I know of a single unmarried woman who successfully adopted two children from Africa while living in Dubai. No father in the picture. The kids are on her sponsorship. 

Your situation is a bit different because there was never a father figure in the picture, so it isn't quite the typical "out of wedlock" scenario that is anathema in the Islamic world. I think you should be fine. 

There's another popular expat forum for women and you can find it by googling and the topic has been addressed there in the past. It seems that it's doable as long as it's a pretty senior position, you have the full support of your company and your company has some influence. If you were trying to come in as a shop assistant then it'd be a completely different story.


----------



## RandomDude (Mar 7, 2014)

My educated guess.no issues.

UAE try to comply with origin country,meaning non Jewish, Christian and Islamic marriage are knowledge if attested by origin.

If kids are in your name, no issues.


----------



## omar92 (Oct 8, 2013)

The issue would not be that you had children out of wedlock but that there is no father to provide a letter of consent to allow you to sponsor your kids (because of custody issues, they try to make sure the sponsoring parent is entitled to sponsor, via a consent form or custody order).


----------



## Keruso (Feb 26, 2021)

greenmtn said:


> I've done a search and found only one post similar to my situation.

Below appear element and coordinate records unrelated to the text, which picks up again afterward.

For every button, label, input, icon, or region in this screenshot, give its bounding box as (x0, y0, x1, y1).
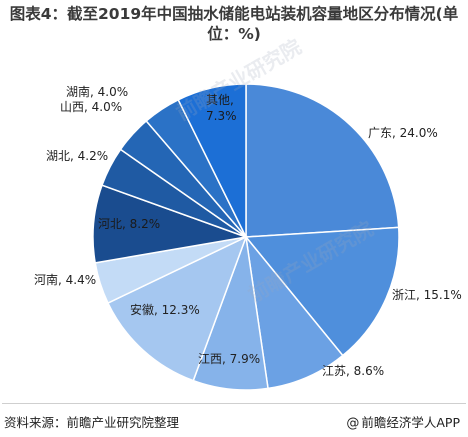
pie-slice-广东 (245, 83, 400, 238)
pie-slice-安徽 (106, 235, 248, 382)
data-label-河南: 河南, 4.4% (34, 272, 96, 287)
data-label-安徽: 安徽, 12.3% (130, 302, 200, 317)
pie-chart: 广东, 24.0% 浙江, 15.1% 江苏, 8.6% 江西, 7.9% 安徽, 12… (34, 83, 462, 391)
source-note: 资料来源：前瞻产业研究院整理 (4, 415, 180, 430)
data-label-江西: 江西, 7.9% (198, 352, 260, 366)
pie-slice-江苏 (244, 234, 344, 390)
brand-credit: @ 前瞻经济学人APP (346, 412, 460, 431)
data-label-江苏: 江苏, 8.6% (322, 364, 384, 378)
data-label-河北: 河北, 8.2% (98, 217, 160, 231)
chart-title: 图表4：截至2019年中国抽水储能电站装机容量地区分布情况(单位：%) (9, 5, 459, 43)
footer: 资料来源：前瞻产业研究院整理 @ 前瞻经济学人APP (0, 403, 468, 437)
footer-divider (2, 403, 466, 404)
data-label-山西: 山西, 4.0% (60, 100, 122, 114)
pie-slice-其他 (177, 83, 247, 238)
data-label-浙江: 浙江, 15.1% (392, 288, 462, 302)
at-sign-icon: @ (346, 416, 360, 431)
brand-name: 前瞻经济学人APP (361, 415, 460, 430)
pie-slice-浙江 (244, 226, 400, 357)
data-label-湖南: 湖南, 4.0% (66, 84, 128, 99)
data-label-其他: 其他, 7.3% (206, 93, 237, 123)
data-label-湖北: 湖北, 4.2% (46, 148, 108, 163)
data-label-广东: 广东, 24.0% (368, 126, 438, 140)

From 2012...she didn't post a follow up.
> 
> I have two children using anonymous sperm donor using IVF (assisted reproduction). I am not married and was not married at the time, although I was in the past. Unfortunately the divorce was several years before their birth, so I can't fudge it.
> 
> ...


How did you get on? 
I am in same position and looking to move out with my Son.


----------



## UKMS (Jan 9, 2017)

Keruso said:


> How did you get on?
> I am in same position and looking to move out with my Son.


You may not get an answer .... the post is 7 years old


----------



## xcerus1314 (5 mo ago)

Keruso said:


> How did you get on? I am in same position and looking to move out with my Son.


 I have the same situation, did you guys figure that out?


----------